Through my college career, I’ve felt a draw for the old Gothic South found in Flannery O’Connor’s short stories or in the rifts of a Muddy Waters song. Maybe it’s because I’m a writer. Maybe it’s because, as a student born and raised in South Carolina, I’m finally seeing my home state for what it’s worth. Though this history seems to be dead, it can still be found in the worn creases of a map, on the roads, most literally, least traveled by.

“Interstates just don’t make any sense to me,” says Buddy Kirby, a resident of Honeapath, South Carolina. “People are driving too fast, just trying to get from one place to another. They don’t take the time to appreciate the scenery, to appreciate where they are.”

And it’s true. Interstates are a great way to get to where you’re going, but to appreciate where you are, and where you live, you should step off of these roads and into the heartlands of the state. I found the beauty of South Carolina to be truly preserved along these roads. As you drive south from Columbia, with the sun hitting the live oaks and kudzu-ridden fields, there is an austere sense of traveling through time.

This isn’t to say that the political or social climates of past ages are to be desired. The history of the American South is rife with conflict, racism and a darkness that still lurks in these politically trying times. It is hard to learn to love where you’re from when that history is the first foot forward. As a liberal, queer, young person, I struggled immensely with trying to love the South, and equally moving beyond its trying history.

But there is a sense of welcoming, of love and appreciation for others, that comes to light in these small towns. Sylvia Duncan, who owns JD’s Good Food and Community Store, on Highway 601, welcomed me into her restaurant and brought me a glass of water when I said I was working for a student publication.

“I think it’s good to get people out here,” she said. “We need people to come into our community, to see who we are and what we’re doing. That’s the only way places like this will survive.”

Many of these towns were once mill towns, at their liveliest during the textile boom, or towns that prospered by being along a well traveled road. Now that times have changed, they are being taken over by kudzu and abandoned buildings, lot-for-sale signs and empty fields. But even in this degradation there is a sense of beauty, a sense of history and self. To travel by an abandoned house is to see a home, a place where families lived and grew, where history was made. As a writer, these places, to me, hold a sense of identity that is as tied to southern culture as the tumultuous past. There is an identity here that isn’t built on Confederate flags or redneck stereotypes, but rather on family, on sense of place and home.

When asked why they didn’t leave smaller towns for larger cities with more opportunities, like Greenville or Columbia, most residents had the same answer.

“This is my home,” Duncan said. “This is where my parents lived, and their parents before them.
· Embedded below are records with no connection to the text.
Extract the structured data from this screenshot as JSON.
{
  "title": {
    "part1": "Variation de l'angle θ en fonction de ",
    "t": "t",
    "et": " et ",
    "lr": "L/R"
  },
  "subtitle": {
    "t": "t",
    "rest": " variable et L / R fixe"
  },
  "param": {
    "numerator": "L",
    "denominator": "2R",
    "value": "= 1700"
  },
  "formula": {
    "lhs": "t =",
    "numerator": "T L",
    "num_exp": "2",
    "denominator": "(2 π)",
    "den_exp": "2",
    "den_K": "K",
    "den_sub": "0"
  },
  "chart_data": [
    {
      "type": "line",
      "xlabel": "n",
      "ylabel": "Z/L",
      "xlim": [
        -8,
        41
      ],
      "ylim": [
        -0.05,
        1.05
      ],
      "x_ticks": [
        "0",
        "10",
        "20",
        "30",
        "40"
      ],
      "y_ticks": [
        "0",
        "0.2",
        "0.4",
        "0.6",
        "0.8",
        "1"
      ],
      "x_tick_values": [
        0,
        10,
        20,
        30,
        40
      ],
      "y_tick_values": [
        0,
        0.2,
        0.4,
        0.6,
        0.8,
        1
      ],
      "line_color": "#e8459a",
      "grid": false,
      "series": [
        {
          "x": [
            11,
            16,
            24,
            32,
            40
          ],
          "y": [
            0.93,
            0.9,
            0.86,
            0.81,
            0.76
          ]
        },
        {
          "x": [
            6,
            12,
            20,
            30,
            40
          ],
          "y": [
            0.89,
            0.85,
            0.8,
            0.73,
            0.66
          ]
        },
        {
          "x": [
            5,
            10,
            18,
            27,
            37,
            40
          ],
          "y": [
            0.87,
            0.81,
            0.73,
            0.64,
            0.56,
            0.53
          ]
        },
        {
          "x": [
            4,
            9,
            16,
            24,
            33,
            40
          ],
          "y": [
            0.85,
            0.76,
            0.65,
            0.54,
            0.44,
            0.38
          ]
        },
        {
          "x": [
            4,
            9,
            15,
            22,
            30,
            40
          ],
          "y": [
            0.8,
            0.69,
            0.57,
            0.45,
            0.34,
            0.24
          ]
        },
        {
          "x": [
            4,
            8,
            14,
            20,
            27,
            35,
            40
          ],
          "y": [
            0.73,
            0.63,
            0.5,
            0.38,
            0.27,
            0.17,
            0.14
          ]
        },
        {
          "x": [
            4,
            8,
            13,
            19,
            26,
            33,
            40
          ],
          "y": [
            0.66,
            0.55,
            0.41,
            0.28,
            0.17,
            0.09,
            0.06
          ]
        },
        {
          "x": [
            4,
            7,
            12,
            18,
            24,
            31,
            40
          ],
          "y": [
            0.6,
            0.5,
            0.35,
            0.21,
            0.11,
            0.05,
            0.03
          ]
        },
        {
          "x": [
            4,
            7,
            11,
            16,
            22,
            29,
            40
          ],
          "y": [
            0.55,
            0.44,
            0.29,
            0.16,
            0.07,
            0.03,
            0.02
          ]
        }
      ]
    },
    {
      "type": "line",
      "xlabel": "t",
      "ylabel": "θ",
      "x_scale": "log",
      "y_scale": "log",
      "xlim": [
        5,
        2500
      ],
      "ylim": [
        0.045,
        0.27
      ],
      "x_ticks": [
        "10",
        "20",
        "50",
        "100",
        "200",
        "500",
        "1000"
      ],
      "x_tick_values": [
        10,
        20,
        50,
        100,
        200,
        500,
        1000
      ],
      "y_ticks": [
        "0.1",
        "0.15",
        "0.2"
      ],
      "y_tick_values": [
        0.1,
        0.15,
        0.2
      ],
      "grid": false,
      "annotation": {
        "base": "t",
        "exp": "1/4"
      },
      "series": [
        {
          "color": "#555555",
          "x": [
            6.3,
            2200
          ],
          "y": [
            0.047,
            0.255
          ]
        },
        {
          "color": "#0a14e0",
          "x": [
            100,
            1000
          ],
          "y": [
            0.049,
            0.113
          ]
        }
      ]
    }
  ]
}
This is where I raised my family.”

“I don’t think you could understand, unless you live it, how much a place can mean to you,” Kirby said. “How much it can be tied to who you are.”

But I think I can understand. As cities grow and become more gentrified, and more homogenous, these towns are pockets of culture. They preserve a sense of identity that is important to understand, a piece beyond just the history books. Large events didn’t take place in these towns. They are not famous in the cultural sense of Atlanta, they are not known for their luxury vacation sites or beautiful, well-designed city-centers. But they are equally important, in their smaller, less understood ways. People were born, and died here.

Families grew, and prospered or suffered. If you are from a small town, you may be tired of it. You may see it as backwards, culturally irrelevant, and incomplete. But I implore you to take a step back. Travel down roads that you need a map to find. Stop and talk to owners of the stores and restaurants along the route.

Listen to their stories. And perhaps you will find what I have found. That the best spring break can be spent finding yourself, in the recesses of your home place, where you thought you’ve always lived but never really seen.